Des militaires congolais patrouillent contre les rebelles des Forces démocratiques alliées (ADF) et de l'Armée nationale pour la libération de l'Ouganda (NALU) près de Beni, dans la province du Nord-Kivu.

Le chef de guerre d'un des groupes armés les plus importants de l'est de la République démocratique du Congo a été destitué par ses lieutenants, a annoncé cette milice dans un communiqué, ce que confirment vendredi des experts du Kivu.

Le "haut commandement du mouvement politico-militaire Nduma defense of Congo/Renové" a annoncé dans un communiqué qu'il destituait "Shimiray Mwisa Guidon du poste de commandant en chef du mouvement".

Il est remplacé par un certain Gilbert Bwira, d'après ce communiqué daté du 8 juillet.


Le NDC/R prétend lutter contre les rebelles hutus rwandais des Forces démocratiques de libération du Rwanda (FDLR) dans les micro-conflits du Nord et du Sud-Kivu, qui continuent à tuer des dizaines de civils et contraindre des milliers d'autres à fuir les violences.

"Le NDC-R est le groupe armé qui contrôle la plus vaste étendue de territoire du Kivu", selon les experts du "Baromètre sécuritaire du Kivu" (KST en anglais) répertoriant chaque mois les victimes de ces conflits dans une région riche en minerais comme le coltan.

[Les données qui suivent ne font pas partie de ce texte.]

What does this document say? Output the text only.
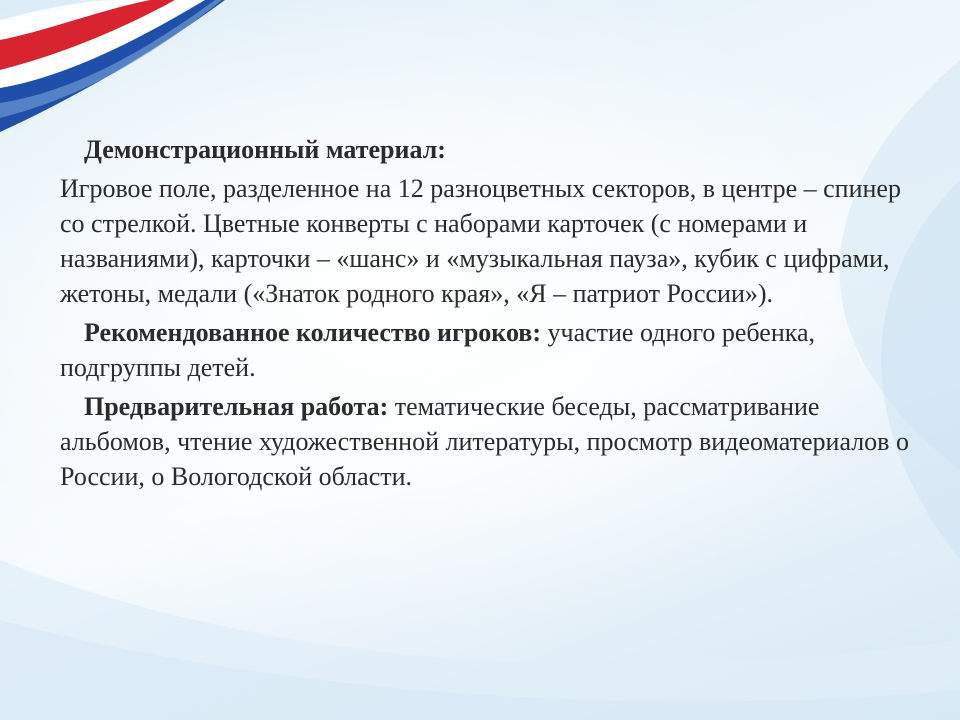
Демонстрационный материал:

Игровое поле, разделенное на 12 разноцветных секторов, в центре – спинер со стрелкой. Цветные конверты с наборами карточек (с номерами и названиями), карточки – «шанс» и «музыкальная пауза», кубик с цифрами, жетоны, медали («Знаток родного края», «Я – патриот России»).

Рекомендованное количество игроков: участие одного ребенка, подгруппы детей.

Предварительная работа: тематические беседы, рассматривание альбомов, чтение художественной литературы, просмотр видеоматериалов о России, о Вологодской области.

Cette destitution a entraîné des combats au sein du groupe, ajoute sur Twitter le KST, évoquant "sept morts du côté #Guidon et deux du côté Bwira, selon un bilan provisoire".

Dans son communiqué, l'état-major du groupe armé reproche à son chef destitué un "comportement déviationniste à l'endroit des idéaux" du groupe, qui "donnent un sens à la lutte que nous menons contre les génocidaires rwandais FDLR".

Lui sont également reprochées "des violations graves du droit international humanitaire", qui lui ont valu "des sanctions des Nations unies en 2018" et un mandat d'arrêt de la justice militaire congolaise en juin 2019.

Le haut commandement du groupe réitère sa volonté de "déposer les armes et de quitter la brousse le plus tôt possible", en espérant que le gouvernement congolais acceptera ses conditions, notamment l'intégration de ses combattants à l'armée régulière.